We will create a Mandala with colored sand. The sand pours through our fingers to create intricate patterns that gradually form a large and complex Mandala. The circle being created quiets the soul, and enables us to connect to the cyclical nature of life.
"Mandala" comes from the classical Indian language of Sanskrit. Loosely translated, it means "circle," a Mandala, however, is far more than a simple shape. It represents wholeness and can be seen as a model for the organizational structure of life itself. Mandalas reveal a cosmic diagram that remind us of our relation to the infinite, the world that extends both beyond and within our bodies and minds. The Mandala appears in all aspects of life: the celestial circles we call earth, sun, and moon, as well as conceptual circles of friends, family, and community.
Color in Mandalas expresses you innermost thoughts, feelings, intuitions, even your physical sensations.
As you enter into and experience the joy of color, you will automatically be drawn toward creative color blending, merging the material science of color mixing. A color may mean something different each time you use it. While meanings for colors are not always and everywhere the same, there do seem to be commonalities based on the shared experiences of many generations. For example, the yellow. The color of the sun has come to symbolize light, warmth, nourishment, insight.

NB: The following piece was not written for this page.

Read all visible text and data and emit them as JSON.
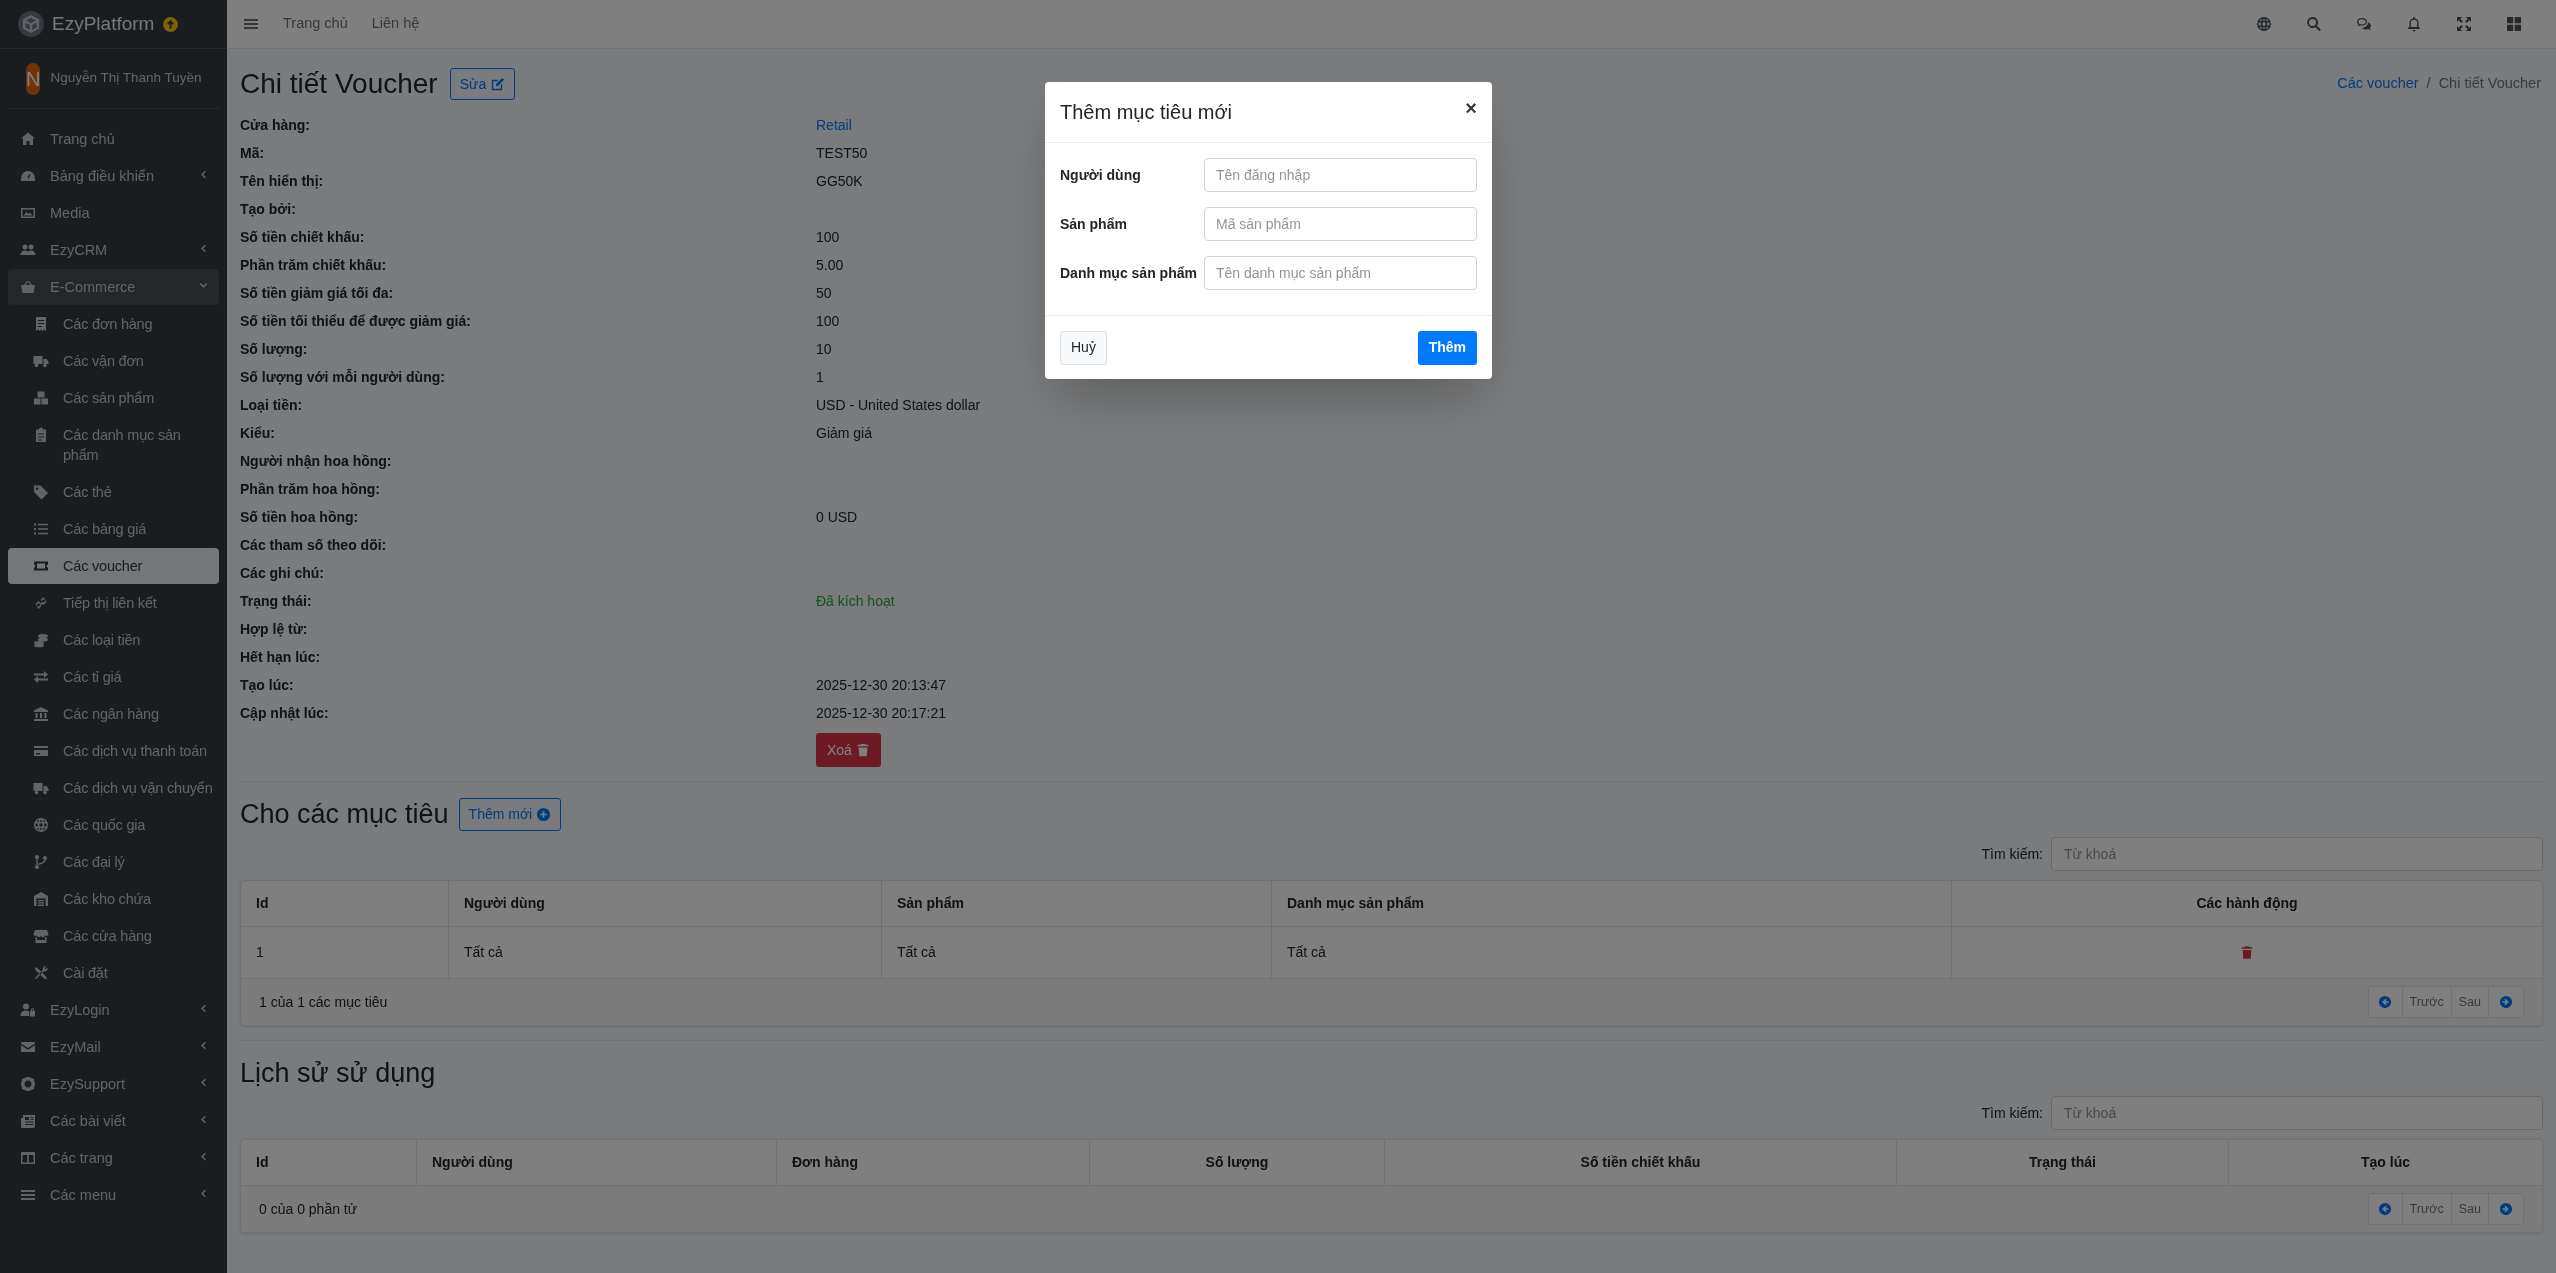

The Mandala pattern is used in many religious traditions. Mandalas have been used in healing for centuries by cultures the world over because of their transformative effect. The process of discovering personal symbolism through practice of color and shape follows next.
Maagala, The Jewish Mandala: The term Maagala is derived from an old tale of rabbi "Choni the maagel" (Choni the creator of circles). Among other things it is told that Choni would draw a circle on the ground, stand in its center and pray to God for the blessings of rain. And his prayers would be answered.